Mise en route sans PB mais pas pour le Boeing qui reporte le décollage. S’en suit une très longue attente en tenue (combinaison étanche) jusqu’à une heure avancée qui ne nous garantissait plus un dernier ravitaillement de jour ou un atterrissage de jour à Dakar (j’ai oublié).

Rebelote pour le briefing du soir pour une mission reportée au lendemain. Logés cette fois ci sur la base, la seconde nuit ne fût pas plus excellente que la première, toujours à cause du vent.

Cette fois, le Boeing est OK à la mise en route, alignement et décollage et c’est parti pour l’Afrique.

Le jour se levant avec un beau ciel bleu, la fatigue s’estompe un peu après le décollage.

Panique à bord cependant. Cap vers le sud en montée, pas d’ horizon. La mer est bleue, le ciel également le tout dans un halo blanchâtre. Un léger malaise m’envahit, j’ai bien peur de me sentir mal par manque de repères. Je me jette sur la boule pour recaler mes gyros avec un coup d’oxygène en surpression. Pourvu que tout le trajet ne se passe pas comme cela, je ne tiendrai pas. Je ne l’annonce pas non plus, la honte, risquer de faire annuler la mission. Finalement en prenant sur moi, en me rapprochant du Boeing, un œil dehors et un sur les instruments, cette sensation de malaise disparait au bout d’une vingtaine de minutes. La brume blanchâtre finit par laisser apparaître un superbe horizon bien marqué.

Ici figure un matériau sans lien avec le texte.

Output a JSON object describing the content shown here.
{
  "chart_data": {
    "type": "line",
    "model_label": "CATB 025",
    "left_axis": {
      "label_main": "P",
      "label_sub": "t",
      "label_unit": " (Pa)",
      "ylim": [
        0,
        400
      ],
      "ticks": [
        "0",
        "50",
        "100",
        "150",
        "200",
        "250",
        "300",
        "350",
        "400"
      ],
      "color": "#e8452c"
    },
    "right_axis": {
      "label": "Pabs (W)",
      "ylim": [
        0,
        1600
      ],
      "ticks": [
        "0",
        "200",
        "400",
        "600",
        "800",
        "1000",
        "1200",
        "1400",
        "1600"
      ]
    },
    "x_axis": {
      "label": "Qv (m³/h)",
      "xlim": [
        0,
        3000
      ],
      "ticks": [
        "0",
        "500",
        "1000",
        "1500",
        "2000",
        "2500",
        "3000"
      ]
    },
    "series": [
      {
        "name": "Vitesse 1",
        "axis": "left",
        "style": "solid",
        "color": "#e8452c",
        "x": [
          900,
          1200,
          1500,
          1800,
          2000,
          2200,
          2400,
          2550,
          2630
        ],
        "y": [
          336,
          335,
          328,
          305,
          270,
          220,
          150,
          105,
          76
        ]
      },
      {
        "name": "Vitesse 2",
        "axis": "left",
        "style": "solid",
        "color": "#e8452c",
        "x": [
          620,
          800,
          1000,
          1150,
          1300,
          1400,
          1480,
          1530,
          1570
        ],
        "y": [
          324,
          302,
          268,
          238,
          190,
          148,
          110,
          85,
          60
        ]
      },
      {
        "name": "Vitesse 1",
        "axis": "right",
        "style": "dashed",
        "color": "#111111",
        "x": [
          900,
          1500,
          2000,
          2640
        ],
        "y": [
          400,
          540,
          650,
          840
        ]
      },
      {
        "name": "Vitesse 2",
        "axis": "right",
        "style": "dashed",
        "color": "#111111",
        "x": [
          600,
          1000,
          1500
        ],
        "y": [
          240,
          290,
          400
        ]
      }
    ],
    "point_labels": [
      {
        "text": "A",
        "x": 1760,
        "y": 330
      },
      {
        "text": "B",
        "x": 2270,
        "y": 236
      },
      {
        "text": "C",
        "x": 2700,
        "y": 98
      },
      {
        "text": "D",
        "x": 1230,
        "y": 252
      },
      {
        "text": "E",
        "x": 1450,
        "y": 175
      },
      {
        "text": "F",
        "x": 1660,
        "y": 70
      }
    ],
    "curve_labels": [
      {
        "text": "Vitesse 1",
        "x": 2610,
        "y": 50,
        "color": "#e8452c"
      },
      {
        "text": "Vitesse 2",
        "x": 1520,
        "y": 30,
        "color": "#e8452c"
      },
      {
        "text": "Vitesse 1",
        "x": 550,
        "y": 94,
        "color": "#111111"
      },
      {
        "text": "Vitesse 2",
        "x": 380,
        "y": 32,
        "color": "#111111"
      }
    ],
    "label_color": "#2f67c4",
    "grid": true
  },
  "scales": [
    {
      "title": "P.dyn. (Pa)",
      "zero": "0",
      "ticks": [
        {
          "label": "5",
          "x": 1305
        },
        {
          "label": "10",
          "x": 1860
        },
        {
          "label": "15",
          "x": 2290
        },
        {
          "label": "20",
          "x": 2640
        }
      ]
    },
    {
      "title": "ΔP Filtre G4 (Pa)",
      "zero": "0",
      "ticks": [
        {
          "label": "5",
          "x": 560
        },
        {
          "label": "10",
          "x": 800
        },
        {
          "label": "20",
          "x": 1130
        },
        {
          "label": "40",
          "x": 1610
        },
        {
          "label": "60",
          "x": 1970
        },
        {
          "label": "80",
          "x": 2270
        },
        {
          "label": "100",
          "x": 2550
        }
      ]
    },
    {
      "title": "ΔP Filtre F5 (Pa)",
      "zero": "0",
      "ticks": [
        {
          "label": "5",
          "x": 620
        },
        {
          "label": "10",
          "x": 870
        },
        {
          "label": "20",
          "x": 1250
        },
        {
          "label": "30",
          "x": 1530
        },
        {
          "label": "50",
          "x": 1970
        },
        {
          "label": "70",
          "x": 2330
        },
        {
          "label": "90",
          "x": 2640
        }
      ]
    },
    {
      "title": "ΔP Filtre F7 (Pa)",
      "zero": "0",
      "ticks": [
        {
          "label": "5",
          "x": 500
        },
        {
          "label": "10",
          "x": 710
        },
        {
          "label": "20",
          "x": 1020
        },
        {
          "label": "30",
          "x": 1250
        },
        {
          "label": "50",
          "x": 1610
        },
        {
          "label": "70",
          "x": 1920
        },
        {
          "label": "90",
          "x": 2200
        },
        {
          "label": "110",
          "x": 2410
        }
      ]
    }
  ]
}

Le convoyage en lui-même, les ravitos, rien à dire, tout roule.

A l’approche du Sénégal, météo connue sur Dakar, on quitte le Boeing travers Saint Louis pour descendre sur la mer et arriver en basse au break. Que du bonheur, un peu d’air en BA, moins sec à respirer que là-haut.

Contact avec l’Airport, crise de rigolade en cabine. L’accent local est vraiment bien particulier. Le phrasé également. Peu importe, c’est l’Afrique patron.

Beau temps sur Dakar, ciel bleu sans vent de poussières ni brume, un vrai temps de curé quoi (assez rare pour y avoir séjourné plus tard en détam). Contournement des Almadies, présentation face à la 01 et arrivée au break.

Départ du leader, espacement puis break à mon tour. Content d’arriver, fatigue et faim se font sentir.

Environ 800 mètres arrière, je regarde partir mon leader en dernier virage qui annonce « train sorti verrouillé, trois verte » sans bip, mais rien ne me choque, nous sommes en Afrique sur un terrain civil, les pratiques peuvent être différentes et puis c’est le leader, je ne suis que P.O. A mon tour de partir en dernier virage, même annonce plus le bip, l’habitude pour moi.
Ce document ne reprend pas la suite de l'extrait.